Dr. Falkenstein was diagnosed with cancer in 2008 and was told he had 18 months to live at the time. He survived for another seven years after that. Alexander took over as gardener a few days after his death, leaving himself a year to decide out what to do with the property.
To find out more about rare fruits, Mr. Falkenstein approached the Arizona Rare Fruit Growers, an organisation of amateur pomologists that his father was instrumental in establishing in 1995. According to the group’s Facebook page, it has more than 5,000 followers as of January, and it routinely holds events such as “Mulberry Taste-Off!” and “What R U Growing, and How To Propagate More!” Dr. Falkenstein’s scientific approach to the pastime, as well as his gifts of fruit and plant cuttings, are remembered fondly by many of the organization’s senior members.
Dr. Falkenstein was the first to show to a large number of rare fruit aficionados in the Phoenix region throughout the 1980s and 1990s that it was feasible to cultivate these wonderful plants in the desert, and this was a watershed moment in their lives.
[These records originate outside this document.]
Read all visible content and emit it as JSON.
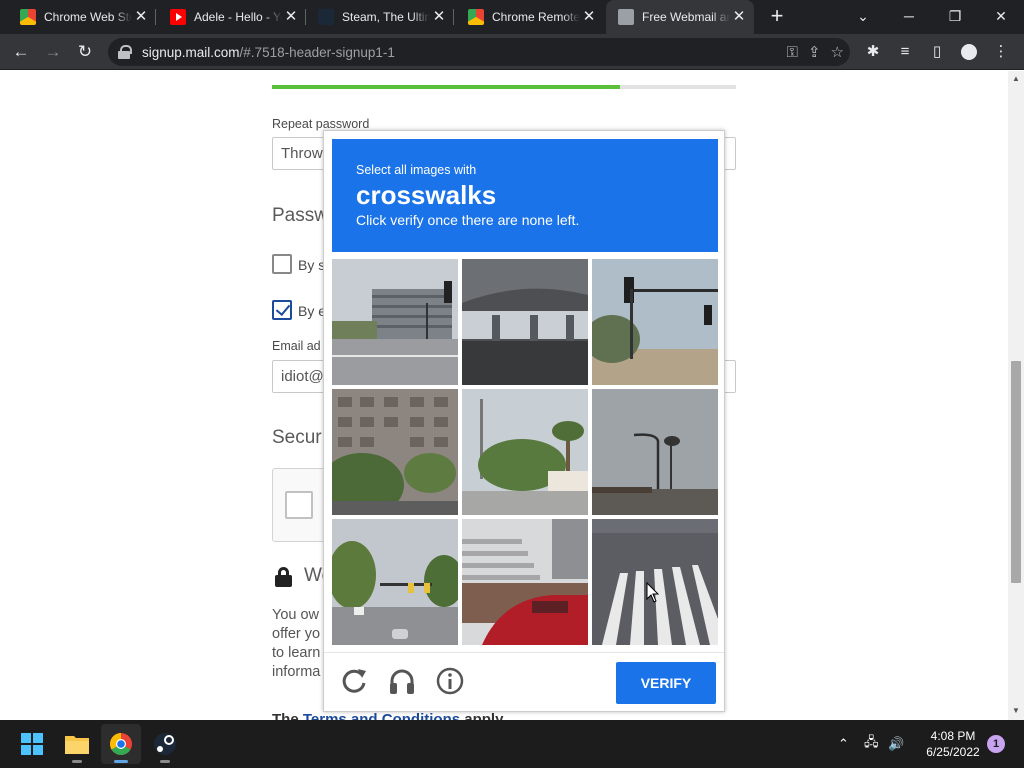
{
  "browser": {
    "tabs": [
      {
        "title": "Chrome Web Store",
        "icon": "chrome-web-store-icon"
      },
      {
        "title": "Adele - Hello - YouTube",
        "icon": "youtube-icon"
      },
      {
        "title": "Steam, The Ultimate",
        "icon": "steam-icon"
      },
      {
        "title": "Chrome Remote Desktop",
        "icon": "chrome-remote-desktop-icon"
      },
      {
        "title": "Free Webmail and",
        "icon": "globe-icon",
        "active": true
      }
    ],
    "url_host": "signup.mail.com",
    "url_path": "/#.7518-header-signup1-1"
  },
  "form": {
    "progress_fraction": 0.75,
    "repeat_password_label": "Repeat password",
    "repeat_password_value": "Throw",
    "password_section_heading": "Passw",
    "checkbox1_label": "By s",
    "checkbox1_checked": false,
    "checkbox2_label": "By e",
    "checkbox2_checked": true,
    "email_label": "Email ad",
    "email_value": "idiot@",
    "security_heading": "Secur",
    "we_heading": "We",
    "paragraph_lines": [
      "You ow",
      "offer yo",
      "to learn",
      "informa"
    ],
    "terms_prefix": "The ",
    "terms_link": "Terms and Conditions",
    "terms_suffix": " apply"
  },
  "challenge": {
    "prefix": "Select all images with",
    "target": "crosswalks",
    "subtitle": "Click verify once there are none left.",
    "verify_label": "VERIFY",
    "tiles": [
      "office-building-street",
      "overpass-underpass",
      "traffic-light-desert",
      "tall-building-palms",
      "palm-trees-street",
      "streetlight-sky",
      "road-traffic-lights",
      "stairs-red-car",
      "crosswalk-stripes"
    ]
  },
  "taskbar": {
    "time": "4:08 PM",
    "date": "6/25/2022",
    "notifications": "1"
  },
  "colors": {
    "challenge_blue": "#1a73e8",
    "progress_green": "#5cbf3a",
    "link_blue": "#1c4b9c"
  }
}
In many respects, Mr. Falkenstein carried on the legacy established by his father. At the same time, he visits rare fruit farmers in their houses and maintains a rare-fruit garden of his own, which has mango, banana, loquat, peach, and citron trees, among other varieties. He gives away all of the fruit and attends farmers’ meetings, where he shares what he has learnt.
Mr. Falkenstein, like many other rare-fruit producers in the Salt River Valley, is concerned that growing drought conditions may compel them to rethink their methods of production.
It is his intention to reduce water loss by ensuring that his soil is healthy, he added, noting that he has eliminated plants that demand more water, such as his father’s banana trees. “We make extensive use of mulch and wood chips, which may result in a 30 to 50% decrease in water use.”
With his gardening, he tries to be practical, realising that there is only so much he can do in order to keep the plants alive and the yard livable for his elderly mother.